Circolare 4/2014

Dal 30 Giugno POS obbligatorio per operazioni sopra i 30€
11/06/2014 - POS

Dal 30 giugno POS obbligatorio per operazioni sopra i 30 euro, ma non è prevista, per ora, alcuna sanzione.

Geroli: “No a pizzo digitale. Servono proroga e provvedimento che annulli i costi di gestione che possono arrivare, senza mai usarlo, a 400 euro l’anno”

Dal 30 giugno professionisti e imprese dovranno consentire i pagamenti con il bancomat o altre carte di debito per importi al di sopra di 30 euro, dotandosi del dispositivo elettronico Pos.

“Data la natura delle nostre botteghe, saranno migliaia gli artigiani calzolai in tutta Italia che dovranno adeguarsi” – spiega Paride Geroli Presidente di Calzoali 2.0, la Associazione nazionale di categoria aderente a Confartigianato- che spiega: “la proroga del decreto legge 179/2012 al 30 giugno creerà molti problemi. Fatti due conti, artigiani, commercianti e liberi professionisti, potranno arrivare a spendere quasi 400 euro l’anno, anche senza usare mai lo strumento. Un vero e proprio “pizzo elettronico””.

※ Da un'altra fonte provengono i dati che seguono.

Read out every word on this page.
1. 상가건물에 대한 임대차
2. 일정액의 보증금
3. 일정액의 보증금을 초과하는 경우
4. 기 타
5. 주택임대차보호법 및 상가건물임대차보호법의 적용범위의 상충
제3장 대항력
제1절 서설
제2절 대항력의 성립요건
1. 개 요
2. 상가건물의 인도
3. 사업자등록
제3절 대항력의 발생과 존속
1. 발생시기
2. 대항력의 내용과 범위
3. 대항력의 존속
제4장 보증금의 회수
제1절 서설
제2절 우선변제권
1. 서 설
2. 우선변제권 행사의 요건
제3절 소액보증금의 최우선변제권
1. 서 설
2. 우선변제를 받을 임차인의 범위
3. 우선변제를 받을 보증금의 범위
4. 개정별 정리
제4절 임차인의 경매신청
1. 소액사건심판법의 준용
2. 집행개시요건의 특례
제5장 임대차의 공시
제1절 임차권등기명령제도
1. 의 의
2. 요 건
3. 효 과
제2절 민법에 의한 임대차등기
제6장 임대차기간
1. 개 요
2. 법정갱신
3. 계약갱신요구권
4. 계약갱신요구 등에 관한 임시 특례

Per un artigiano che non può usufruire di particolari convenzioni con gli istituti di credito, infatti, dotarsi di POS implicherebbe un canone medio mensile oscillante tra i 10 euro (se con rete fissa) ai 25 euro (con rete mobile). Spesso, è prevista poi una soglia minima di transazioni mensili sotto la quale scatta il pagamento di un fisso aggiuntivo. 

Altrimenti, le commissioni bancarie vanno in media dallo 0,5 allo 0,8 (anche 1%) del transato, a cui si possono aggiungere altre commissioni generiche, ad operazione. Un idraulico, quindi, solo per avere a disposizione il POS con connessione mobile, potrebbe spendere oltre 390 € l’anno, se non lo utilizza, altrimenti i costi potrebbero salire in base all’utilizzo.

“Va ricordato e sottolineato -prosegue il Presidente-, che non c’è sanzione per chi non si dota di Pos, ma se un cliente lo richiedesse e gli venisse negata la possibilità di pagare attraverso il dispositivo, si solleverebbe un contenzioso”.

Confartigianato sta da tempo chiedendo a gran voce un rinvio della scadenza che permetta, da un lato agli Istituti Bancari di promuovere offerte vantaggiose per gli imprenditori a fronte di una platea crescente di utilizzatori, ed al Governo di approvare il recente DM n 51, emanato dal MEF e che dovrebbe dettare nuove regole sull’applicazione delle commissioni che gli esercizi commerciali pagano per l’accettazione di pagamenti con carte di credito, debito e prepagate. La sua entrata in vigore è prevista per il 29 luglio 2014.

Un mese dopo, se non si interviene, dall’estensione dell’obbligo dei POS. Come dire, fregateli prima e poi vediamo”.

“Siamo favorevoli al contrasto dell’evasione fiscale attraverso la tracciabilità dei pagamenti - conclude Geroli – ma questo obiettivo poteva essere raggiunto attraverso bonifici bancari o assegni, senza obbligare in modo orizzontale artigiani e piccole imprese ad attivare Pos che hanno dei costi”.